I don't know your current depht, but the first Chip-Seq papers were published with 4-5 million reads, far from saturation as we now know, but still good enough to detect many peaks. You should a) check your samples with direct PCR if you see an enrichment b) think about wheter you really expect to see an enrichment if you sequence the same samples deeper or if you rather prepare them again.

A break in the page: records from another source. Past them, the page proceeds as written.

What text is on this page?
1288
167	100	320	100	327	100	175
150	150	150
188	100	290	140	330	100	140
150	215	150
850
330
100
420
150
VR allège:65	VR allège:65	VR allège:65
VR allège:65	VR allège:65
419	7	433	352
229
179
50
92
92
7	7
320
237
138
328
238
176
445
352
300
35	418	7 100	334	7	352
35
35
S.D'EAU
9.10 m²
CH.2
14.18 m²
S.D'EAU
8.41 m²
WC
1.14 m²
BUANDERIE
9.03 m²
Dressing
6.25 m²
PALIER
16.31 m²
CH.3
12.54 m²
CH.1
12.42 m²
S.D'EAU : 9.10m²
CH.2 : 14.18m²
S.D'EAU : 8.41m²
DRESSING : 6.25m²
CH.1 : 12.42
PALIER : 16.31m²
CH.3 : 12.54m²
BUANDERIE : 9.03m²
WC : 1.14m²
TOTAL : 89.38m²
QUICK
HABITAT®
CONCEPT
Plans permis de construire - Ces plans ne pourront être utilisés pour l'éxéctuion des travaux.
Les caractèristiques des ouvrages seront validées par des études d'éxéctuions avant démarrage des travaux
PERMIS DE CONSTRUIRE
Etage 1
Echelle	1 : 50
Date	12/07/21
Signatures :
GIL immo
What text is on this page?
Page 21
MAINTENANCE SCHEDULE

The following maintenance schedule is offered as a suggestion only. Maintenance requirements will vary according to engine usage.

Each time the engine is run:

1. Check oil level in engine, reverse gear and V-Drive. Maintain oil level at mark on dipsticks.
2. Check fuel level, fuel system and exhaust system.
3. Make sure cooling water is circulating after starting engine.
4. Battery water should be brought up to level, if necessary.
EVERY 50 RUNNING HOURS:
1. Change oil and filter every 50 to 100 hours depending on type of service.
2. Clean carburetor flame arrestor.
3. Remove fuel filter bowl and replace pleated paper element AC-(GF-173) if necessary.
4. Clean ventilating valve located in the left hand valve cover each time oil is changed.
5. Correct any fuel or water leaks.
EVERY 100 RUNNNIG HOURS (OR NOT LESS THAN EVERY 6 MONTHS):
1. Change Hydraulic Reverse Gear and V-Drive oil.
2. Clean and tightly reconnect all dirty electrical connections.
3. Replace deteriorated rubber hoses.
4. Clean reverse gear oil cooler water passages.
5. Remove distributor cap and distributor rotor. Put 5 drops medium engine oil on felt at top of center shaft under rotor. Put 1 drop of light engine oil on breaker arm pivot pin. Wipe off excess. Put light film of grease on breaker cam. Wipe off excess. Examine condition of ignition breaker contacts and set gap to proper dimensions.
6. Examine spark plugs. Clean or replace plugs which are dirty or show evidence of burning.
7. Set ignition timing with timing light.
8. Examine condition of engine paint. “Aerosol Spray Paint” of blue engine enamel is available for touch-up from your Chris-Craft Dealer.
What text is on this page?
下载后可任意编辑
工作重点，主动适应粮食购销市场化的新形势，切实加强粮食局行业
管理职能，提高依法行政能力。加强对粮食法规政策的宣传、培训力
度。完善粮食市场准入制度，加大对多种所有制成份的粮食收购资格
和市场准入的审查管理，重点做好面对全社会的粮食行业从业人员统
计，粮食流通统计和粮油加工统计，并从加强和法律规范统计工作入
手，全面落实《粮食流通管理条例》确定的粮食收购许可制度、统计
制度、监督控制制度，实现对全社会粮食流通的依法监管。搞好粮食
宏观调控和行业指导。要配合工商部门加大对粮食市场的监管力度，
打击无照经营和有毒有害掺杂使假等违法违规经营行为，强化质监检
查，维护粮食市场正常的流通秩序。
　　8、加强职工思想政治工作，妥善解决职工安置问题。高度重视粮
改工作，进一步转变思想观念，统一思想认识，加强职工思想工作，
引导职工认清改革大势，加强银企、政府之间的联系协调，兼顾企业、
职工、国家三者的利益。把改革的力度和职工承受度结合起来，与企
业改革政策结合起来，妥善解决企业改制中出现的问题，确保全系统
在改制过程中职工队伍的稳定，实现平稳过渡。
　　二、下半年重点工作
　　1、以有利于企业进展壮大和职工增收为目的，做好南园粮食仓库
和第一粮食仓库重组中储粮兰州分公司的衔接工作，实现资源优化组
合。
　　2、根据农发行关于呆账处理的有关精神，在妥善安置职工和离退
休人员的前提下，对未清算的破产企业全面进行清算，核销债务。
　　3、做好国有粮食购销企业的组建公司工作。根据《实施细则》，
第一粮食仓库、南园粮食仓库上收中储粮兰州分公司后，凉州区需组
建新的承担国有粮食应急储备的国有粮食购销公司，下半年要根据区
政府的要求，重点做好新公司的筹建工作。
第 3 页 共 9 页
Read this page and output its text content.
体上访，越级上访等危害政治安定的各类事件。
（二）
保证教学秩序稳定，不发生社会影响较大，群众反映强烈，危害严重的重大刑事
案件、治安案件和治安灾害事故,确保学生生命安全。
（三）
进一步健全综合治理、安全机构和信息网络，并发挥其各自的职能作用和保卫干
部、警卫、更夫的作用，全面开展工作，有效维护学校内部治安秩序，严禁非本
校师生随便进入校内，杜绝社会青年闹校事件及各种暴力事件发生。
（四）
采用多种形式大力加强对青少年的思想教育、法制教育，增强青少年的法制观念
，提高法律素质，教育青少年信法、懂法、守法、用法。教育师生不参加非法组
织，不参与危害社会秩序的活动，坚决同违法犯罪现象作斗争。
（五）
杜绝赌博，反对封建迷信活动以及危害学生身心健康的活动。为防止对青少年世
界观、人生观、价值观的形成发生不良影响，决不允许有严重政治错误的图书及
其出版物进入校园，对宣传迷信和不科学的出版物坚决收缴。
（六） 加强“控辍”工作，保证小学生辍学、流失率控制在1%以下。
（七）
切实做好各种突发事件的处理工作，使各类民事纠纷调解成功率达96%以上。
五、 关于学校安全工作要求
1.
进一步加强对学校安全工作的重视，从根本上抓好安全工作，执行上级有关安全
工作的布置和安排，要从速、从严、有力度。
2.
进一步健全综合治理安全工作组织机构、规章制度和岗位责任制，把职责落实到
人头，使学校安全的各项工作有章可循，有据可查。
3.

i didnt see that you replied, there are enrichment differences in sample between DEX and non-DEX treatment from encode and that is a bit troubling but I dont know what to make of it (there should be no differences) the chip-seq data i am showing is preliminary just to see if the antibody worked so low # of reads (mid-3M reads off the sequencer and low-2M map after QC and processing) we are in the process of checking some of the reads w/chip-qpcr and pending the sucess of that we plan on running more reads (30-40M range)
How do you know the peaks are false? Have you tried playing with the -n parameter of bwa samse? (i.e. choose -n 1)
Are you using a input DNA (or other) control set of reads in your peak calling tool? Quite often such regions appear in both samples, so negating each other.
I am using input DNA for peak calling but they still call the peaks, some peaks with very very high input are ignored so it seems to be working but other peaks w/high input still are called.